Following an investigation the ombudsman found that while the council had been entitled to evict the allotment holder – identified as 'Mrs X' – the delay caused 'unnecessary and avoidable distress' and so the authority was at fault.

The council agreed to apologise to the woman, refund her annual fee and pay her £150 to remedy the 'injustice'.

This case was one of a number of recent ombudsman's rulings against the council which were reported to the strategy and resources scrutiny committee as part of a review on corporate complaints.

Committee members were told that the 'decoration' in question was an effigy of another allotment holder.

According to the ombudsman's report, the council visited Mrs X's allotment at the unnamed site in summer 2023, following a complaint from another plot holder. It was found that the decoration had 'distinctive details' which had caused offence to another plot holder.

Mrs X agreed to remove the effigy, but the council decided that she had breached the anti-social behaviour clause in its allotment regulations. The council added Mrs X to a wider investigation into anti-social behaviour at the site. A further complaint against her in November was not substantiated.

In December the council issues Mrs X with an eviction notice, several weeks after her allotment contract had rolled over for another year. The ombudsman found that as the eviction was based solely on the inappropriate decoration, the decision should have been made in a timelier way.

The report states: "There was six months between the council's conversation with Mrs X about the inappropriate decoration and issuing her with the termination notice. In the termination notice, the council said a full investigation had been conducted.

"The council did not write to Mrs X to inform her she was under investigation. Mrs X believed once she had removed the inappropriate decoration, she had remedied the issue. She should have been properly informed. This is fault which caused unnecessary and avoidable distress."
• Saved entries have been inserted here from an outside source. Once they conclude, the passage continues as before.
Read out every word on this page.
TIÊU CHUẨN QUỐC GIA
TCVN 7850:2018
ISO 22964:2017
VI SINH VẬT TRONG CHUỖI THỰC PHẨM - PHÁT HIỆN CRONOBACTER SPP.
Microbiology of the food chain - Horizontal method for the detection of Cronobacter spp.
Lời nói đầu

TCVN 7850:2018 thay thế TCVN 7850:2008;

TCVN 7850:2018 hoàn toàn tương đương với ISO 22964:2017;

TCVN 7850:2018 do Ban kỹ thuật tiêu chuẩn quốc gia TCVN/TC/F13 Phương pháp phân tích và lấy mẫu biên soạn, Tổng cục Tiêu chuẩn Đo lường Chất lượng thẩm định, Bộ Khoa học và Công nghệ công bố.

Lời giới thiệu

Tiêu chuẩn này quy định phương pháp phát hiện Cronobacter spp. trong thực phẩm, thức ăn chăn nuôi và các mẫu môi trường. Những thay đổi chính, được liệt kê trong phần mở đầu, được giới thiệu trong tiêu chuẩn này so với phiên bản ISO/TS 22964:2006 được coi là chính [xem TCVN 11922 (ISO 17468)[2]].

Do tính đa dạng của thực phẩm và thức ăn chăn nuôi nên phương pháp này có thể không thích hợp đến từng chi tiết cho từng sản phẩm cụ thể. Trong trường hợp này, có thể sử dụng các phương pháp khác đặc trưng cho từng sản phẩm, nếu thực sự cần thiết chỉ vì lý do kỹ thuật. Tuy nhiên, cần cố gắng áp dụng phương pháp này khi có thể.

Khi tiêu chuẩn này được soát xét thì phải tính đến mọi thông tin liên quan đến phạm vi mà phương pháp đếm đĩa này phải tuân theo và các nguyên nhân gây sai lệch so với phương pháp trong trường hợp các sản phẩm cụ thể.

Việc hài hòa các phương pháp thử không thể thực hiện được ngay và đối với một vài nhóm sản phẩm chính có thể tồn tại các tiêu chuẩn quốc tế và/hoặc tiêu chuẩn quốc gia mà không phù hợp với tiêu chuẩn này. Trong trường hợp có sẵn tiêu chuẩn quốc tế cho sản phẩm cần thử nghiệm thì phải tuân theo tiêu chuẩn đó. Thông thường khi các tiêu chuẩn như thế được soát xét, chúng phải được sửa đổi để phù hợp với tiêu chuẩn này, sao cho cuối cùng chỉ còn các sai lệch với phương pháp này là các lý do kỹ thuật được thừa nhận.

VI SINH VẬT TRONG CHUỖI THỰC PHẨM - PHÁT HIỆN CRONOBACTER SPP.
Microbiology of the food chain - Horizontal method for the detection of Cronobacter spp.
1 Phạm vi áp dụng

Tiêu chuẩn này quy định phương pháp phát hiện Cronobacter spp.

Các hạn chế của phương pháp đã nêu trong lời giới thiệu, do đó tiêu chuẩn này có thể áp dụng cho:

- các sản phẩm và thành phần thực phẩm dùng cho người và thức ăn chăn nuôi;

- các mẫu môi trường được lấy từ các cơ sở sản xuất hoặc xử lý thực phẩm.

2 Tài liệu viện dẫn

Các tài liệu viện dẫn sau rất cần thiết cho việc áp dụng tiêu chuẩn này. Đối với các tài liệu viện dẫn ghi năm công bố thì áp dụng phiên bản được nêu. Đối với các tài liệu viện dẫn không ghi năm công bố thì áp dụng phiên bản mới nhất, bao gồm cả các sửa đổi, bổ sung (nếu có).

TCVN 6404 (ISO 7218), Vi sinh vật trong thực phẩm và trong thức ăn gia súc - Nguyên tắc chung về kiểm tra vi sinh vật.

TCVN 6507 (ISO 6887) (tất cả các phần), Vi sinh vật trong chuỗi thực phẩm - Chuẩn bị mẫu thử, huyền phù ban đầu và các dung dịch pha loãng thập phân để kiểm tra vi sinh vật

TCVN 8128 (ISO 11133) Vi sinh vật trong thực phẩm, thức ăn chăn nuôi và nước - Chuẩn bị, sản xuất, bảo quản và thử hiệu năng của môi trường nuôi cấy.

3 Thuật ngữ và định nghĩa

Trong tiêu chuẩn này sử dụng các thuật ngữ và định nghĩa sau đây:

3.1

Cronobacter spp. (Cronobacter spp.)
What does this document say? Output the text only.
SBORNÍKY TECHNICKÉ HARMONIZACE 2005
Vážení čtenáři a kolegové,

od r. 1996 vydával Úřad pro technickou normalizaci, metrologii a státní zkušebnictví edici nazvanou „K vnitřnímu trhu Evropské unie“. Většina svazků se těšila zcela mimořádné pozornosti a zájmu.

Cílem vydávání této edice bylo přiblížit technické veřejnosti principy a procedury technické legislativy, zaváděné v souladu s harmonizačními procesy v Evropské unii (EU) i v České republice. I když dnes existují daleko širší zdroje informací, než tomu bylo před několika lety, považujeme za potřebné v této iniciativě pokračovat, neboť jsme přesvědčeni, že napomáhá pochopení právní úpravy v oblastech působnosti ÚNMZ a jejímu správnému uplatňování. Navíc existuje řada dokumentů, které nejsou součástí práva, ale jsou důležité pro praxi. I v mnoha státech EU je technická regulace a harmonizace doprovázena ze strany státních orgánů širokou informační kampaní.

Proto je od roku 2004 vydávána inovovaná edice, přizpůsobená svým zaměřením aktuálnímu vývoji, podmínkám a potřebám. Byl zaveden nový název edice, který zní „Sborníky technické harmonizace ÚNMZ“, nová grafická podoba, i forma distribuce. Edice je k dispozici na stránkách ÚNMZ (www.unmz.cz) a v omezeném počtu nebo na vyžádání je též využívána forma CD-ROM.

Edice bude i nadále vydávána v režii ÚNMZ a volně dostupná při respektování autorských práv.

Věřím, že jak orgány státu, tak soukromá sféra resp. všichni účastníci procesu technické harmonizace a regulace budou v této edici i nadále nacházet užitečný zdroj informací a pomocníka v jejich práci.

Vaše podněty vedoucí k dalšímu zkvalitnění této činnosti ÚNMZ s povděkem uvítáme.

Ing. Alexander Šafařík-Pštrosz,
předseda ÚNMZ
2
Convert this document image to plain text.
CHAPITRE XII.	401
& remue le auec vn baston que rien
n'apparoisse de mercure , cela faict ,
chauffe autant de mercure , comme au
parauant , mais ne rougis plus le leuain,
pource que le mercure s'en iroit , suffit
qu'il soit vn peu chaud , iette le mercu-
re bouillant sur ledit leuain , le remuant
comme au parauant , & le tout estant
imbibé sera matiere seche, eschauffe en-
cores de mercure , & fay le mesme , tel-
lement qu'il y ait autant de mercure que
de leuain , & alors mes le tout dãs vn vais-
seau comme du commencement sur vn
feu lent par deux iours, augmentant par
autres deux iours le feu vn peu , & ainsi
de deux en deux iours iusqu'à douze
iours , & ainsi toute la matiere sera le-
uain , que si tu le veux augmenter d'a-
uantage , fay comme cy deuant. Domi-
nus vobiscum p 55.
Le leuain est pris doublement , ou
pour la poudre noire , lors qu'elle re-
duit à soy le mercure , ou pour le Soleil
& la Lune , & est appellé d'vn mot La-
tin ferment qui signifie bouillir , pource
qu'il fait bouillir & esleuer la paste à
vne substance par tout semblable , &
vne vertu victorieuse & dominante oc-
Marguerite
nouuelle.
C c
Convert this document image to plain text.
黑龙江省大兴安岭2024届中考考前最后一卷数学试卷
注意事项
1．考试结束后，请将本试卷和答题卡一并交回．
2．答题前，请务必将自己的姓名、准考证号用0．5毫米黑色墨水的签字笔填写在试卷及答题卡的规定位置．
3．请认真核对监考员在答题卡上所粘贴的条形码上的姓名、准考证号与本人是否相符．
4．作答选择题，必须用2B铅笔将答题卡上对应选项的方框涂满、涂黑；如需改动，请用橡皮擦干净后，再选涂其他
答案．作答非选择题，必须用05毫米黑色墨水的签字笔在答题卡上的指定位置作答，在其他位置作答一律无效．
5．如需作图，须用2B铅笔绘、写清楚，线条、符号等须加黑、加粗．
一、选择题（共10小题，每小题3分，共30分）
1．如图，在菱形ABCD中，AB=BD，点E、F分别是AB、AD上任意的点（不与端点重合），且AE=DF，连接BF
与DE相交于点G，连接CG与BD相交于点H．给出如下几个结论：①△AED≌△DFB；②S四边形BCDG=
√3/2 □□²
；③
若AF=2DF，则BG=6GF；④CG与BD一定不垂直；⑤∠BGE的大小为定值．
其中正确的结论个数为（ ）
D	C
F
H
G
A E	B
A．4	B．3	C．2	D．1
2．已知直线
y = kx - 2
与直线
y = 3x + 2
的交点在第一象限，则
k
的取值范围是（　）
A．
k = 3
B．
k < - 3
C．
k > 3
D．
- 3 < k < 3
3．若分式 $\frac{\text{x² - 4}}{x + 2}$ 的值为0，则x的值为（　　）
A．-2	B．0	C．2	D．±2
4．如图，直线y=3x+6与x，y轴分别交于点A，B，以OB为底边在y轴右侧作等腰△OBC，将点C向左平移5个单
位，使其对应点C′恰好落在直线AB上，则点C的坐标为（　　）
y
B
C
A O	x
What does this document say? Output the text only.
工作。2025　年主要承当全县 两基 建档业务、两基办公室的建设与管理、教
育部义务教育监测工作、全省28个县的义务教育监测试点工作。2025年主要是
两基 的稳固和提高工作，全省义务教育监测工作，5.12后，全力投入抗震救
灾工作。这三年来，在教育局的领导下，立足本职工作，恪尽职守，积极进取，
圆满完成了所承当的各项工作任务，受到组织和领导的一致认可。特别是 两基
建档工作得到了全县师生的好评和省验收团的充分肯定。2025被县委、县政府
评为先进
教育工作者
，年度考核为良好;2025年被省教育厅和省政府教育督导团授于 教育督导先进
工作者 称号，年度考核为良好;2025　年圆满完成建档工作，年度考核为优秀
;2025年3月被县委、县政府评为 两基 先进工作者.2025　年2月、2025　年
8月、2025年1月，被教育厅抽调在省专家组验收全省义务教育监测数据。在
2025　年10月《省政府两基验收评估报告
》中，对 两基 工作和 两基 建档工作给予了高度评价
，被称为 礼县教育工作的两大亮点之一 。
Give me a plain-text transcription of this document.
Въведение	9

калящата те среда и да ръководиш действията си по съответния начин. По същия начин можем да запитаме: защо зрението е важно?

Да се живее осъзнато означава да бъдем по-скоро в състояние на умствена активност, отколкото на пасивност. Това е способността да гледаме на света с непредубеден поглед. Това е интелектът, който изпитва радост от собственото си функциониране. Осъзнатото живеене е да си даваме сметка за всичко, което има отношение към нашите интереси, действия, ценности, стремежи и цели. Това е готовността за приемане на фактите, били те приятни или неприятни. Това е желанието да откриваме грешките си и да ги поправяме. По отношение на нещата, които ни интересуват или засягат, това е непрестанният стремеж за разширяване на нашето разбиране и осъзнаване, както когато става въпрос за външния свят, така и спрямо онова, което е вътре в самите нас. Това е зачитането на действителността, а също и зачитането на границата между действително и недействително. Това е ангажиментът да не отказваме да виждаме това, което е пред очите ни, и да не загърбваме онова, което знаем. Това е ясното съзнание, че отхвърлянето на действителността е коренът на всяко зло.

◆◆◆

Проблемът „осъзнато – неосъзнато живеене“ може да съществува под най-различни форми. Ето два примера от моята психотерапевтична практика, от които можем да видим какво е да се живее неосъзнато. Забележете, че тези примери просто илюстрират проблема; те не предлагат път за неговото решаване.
But the ombudsman found that the actual decision to evict, was 'one it was entitled to take, based on the evidence it had gathered, and based on the terms of the tenancy'.

Scrutiny committee chair Dan Jellyman raised concerns over the time and effort the council had spent on this case.

He said: "As councillors we'll all have anti-social behaviour complaints. The council have the time and resources to investigate an offensive decoration and evict someone, yet when we as councillors report proper serious ASB we're told there aren't enough resources. So I think this case raises other questions about how staff time is being managed."

In 2024/25, a total of 32 complaints against the council were escalated to the ombudsman. Just six of these complaints were upheld, with maladministration and injustice being found in four cases.

Scrutiny committee members agreed to look into a randomly-chosen ombudsman's case in further detail as part of their review into complaints.